At Chestnut Hill, Jim and Linda Hobbins have curated an 18th-century backdrop for 21st-century living. Jim, 70, a historian and retired Smithsonian official, and Linda, 67, a flower designer, raised five children here, adding their own family lore to the historic structure that they rescued and repurposed.

Growing up here was a blast. “It was a wonderful house full of character and unique furnishings. Some of my fondest memories have to do with ponies and dogs,” says the youngest Hobbins, Emily, 31, now a Washington lawyer. “It was a little girl’s dream.”

While their playmates may have had wall-to-wall carpeting, Disney comforters and traditional doorknobs, the Hobbins kids, four daughters and a son, were raised with braided rugs and handmade quilts and wrought-iron door latches. They ate dinner on a 200-year-old sawbuck pine table, hung their jackets on a Shaker pegboard. Two antique clocks struck every hour on the hour; Jim calls them “the heartbeat of our home.” Tin sconces gently illuminated the rooms.

Other kids were always amazed that the Hobbinses’ stove and fridge were hidden from the rest of the kitchen, behind a pine batten door. “Friends would ask, ‘Where is your refrigerator?’ ” recalls Susie Hobbins, 40, the oldest sibling and now a psychiatrist in Pittsburgh. She remembers the frame unfolding from a pile of old beams. “The house was always so special to us. It kind of grew with the children, and my parents have moved along with it.”

Today, Jim and Linda share Chestnut Hill with two cats and a Saint Bernard. When the second generation comes over, some with their own spouses and children, they never know where they might find the Portuguese side chairs or the red tartan camelback sofa. “My wife’s idea of cleaning is to rearrange the furniture,” Jim says. “It moves every week.”

Linda says rearranging brings new energy to a room. “It’s also my way of making the old have an air of new.”

* * *

Jim Hobbins always felt the pull of American history. He grew up in a Montclair, N.J., house full of period furniture collected by his mother. “My parents had a Williamsburg Colonial-style home. When you walked in, you could smell history,” Hobbins says. “Clearly, I got my inspiration from what [my mother] was doing.”

Jim received degrees in American history from Cornell and Temple and joined the Smithsonian in 1967 to work on the papers of the institution’s first secretary, Joseph Henry. He then became special assistant and later executive assistant to four Smithsonian secretaries, working on budget, personnel and policy matters, and serving as their liaison to the Smithsonian’s Board of Regents. He also became director of the Smithsonian’s first two historic buildings, the Castle and the Arts and Industries Building. He retired in 2007 after a dispute over the proper procedure for handling transcripts of a regents’ meeting. To honor Hobbins’s 40 years of service, the three ottomans in the commons of the Smithsonian Castle were named after him. Since his retirement, Hobbins has spearheaded an effort to select and fund a qualified historian to write the history of the Smithsonian and co-founded the Smithsonian Alumni Program.

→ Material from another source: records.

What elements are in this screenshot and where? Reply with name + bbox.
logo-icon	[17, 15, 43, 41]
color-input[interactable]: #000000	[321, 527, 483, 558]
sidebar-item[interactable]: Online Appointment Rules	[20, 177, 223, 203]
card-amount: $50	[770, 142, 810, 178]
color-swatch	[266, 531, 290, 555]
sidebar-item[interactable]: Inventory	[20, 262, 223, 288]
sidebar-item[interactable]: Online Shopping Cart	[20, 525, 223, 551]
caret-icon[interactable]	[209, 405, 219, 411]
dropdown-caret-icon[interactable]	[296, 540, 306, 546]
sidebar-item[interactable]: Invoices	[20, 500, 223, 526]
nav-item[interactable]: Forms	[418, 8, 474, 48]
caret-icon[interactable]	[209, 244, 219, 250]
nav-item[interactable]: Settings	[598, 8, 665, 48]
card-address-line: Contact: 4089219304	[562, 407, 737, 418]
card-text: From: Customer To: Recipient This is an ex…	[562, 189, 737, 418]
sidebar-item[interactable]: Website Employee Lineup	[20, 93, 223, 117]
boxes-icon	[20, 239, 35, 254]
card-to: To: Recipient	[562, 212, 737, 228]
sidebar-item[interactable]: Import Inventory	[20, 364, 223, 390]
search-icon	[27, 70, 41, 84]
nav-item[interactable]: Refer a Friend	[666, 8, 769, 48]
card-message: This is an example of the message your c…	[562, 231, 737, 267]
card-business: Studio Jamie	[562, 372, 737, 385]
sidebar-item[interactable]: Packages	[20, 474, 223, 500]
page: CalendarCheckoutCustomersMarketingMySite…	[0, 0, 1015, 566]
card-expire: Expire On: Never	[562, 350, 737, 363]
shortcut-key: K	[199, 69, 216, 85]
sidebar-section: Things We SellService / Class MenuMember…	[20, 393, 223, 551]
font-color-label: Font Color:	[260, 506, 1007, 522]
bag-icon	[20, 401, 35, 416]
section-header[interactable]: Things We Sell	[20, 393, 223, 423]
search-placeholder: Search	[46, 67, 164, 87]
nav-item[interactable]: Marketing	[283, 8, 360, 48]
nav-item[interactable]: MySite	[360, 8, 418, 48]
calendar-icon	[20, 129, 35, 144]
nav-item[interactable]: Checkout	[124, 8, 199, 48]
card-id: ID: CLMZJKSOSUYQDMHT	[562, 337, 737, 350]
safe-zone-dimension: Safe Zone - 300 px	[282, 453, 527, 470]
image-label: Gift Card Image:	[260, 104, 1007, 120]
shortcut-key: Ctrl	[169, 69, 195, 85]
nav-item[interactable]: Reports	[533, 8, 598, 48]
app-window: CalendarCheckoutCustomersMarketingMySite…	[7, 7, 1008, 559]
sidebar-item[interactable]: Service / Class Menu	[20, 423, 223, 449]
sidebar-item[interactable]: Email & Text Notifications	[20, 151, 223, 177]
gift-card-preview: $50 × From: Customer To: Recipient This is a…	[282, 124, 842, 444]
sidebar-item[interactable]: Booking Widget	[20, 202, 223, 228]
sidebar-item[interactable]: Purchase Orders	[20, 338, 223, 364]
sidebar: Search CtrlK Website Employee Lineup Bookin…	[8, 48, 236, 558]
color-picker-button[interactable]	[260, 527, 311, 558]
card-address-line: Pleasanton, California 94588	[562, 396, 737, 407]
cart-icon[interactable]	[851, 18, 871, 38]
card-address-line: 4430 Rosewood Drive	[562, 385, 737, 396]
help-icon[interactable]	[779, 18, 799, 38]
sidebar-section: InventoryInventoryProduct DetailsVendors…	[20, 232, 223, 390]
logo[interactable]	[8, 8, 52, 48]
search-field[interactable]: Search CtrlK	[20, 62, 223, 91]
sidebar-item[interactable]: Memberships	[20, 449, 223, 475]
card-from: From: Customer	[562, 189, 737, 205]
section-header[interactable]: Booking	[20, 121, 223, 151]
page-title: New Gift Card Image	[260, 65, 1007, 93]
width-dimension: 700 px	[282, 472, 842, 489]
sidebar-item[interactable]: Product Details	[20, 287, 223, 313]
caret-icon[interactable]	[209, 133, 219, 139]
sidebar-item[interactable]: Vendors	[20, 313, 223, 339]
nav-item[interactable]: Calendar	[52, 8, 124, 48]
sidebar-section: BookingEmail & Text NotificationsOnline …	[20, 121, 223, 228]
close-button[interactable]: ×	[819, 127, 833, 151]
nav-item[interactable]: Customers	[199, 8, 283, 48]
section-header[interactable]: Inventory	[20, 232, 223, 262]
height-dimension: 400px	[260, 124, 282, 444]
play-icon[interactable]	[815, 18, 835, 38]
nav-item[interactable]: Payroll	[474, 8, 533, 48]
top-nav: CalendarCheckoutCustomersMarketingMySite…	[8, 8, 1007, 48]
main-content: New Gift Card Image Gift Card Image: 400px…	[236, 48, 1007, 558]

History continues to be a passion. Note his current beside reading: “Founding Rivals: Madison vs. Monroe” by Chris DeRose.

Linda, one of eight children, was raised on a farm near Wheelersburg, Ohio, and often rode horses. Her father was interested in flowers and gardens. After graduating from Eastern Kentucky University, she came to Washington to work for the Red Cross and met Jim at a party in 1969. They married in 1970.

“I used to think antiques were stuffy and uninteresting,” Linda recalls. “But when I came to Washington, I went to the Salvation Army and got a wingback chair and a Victorian dry sink.”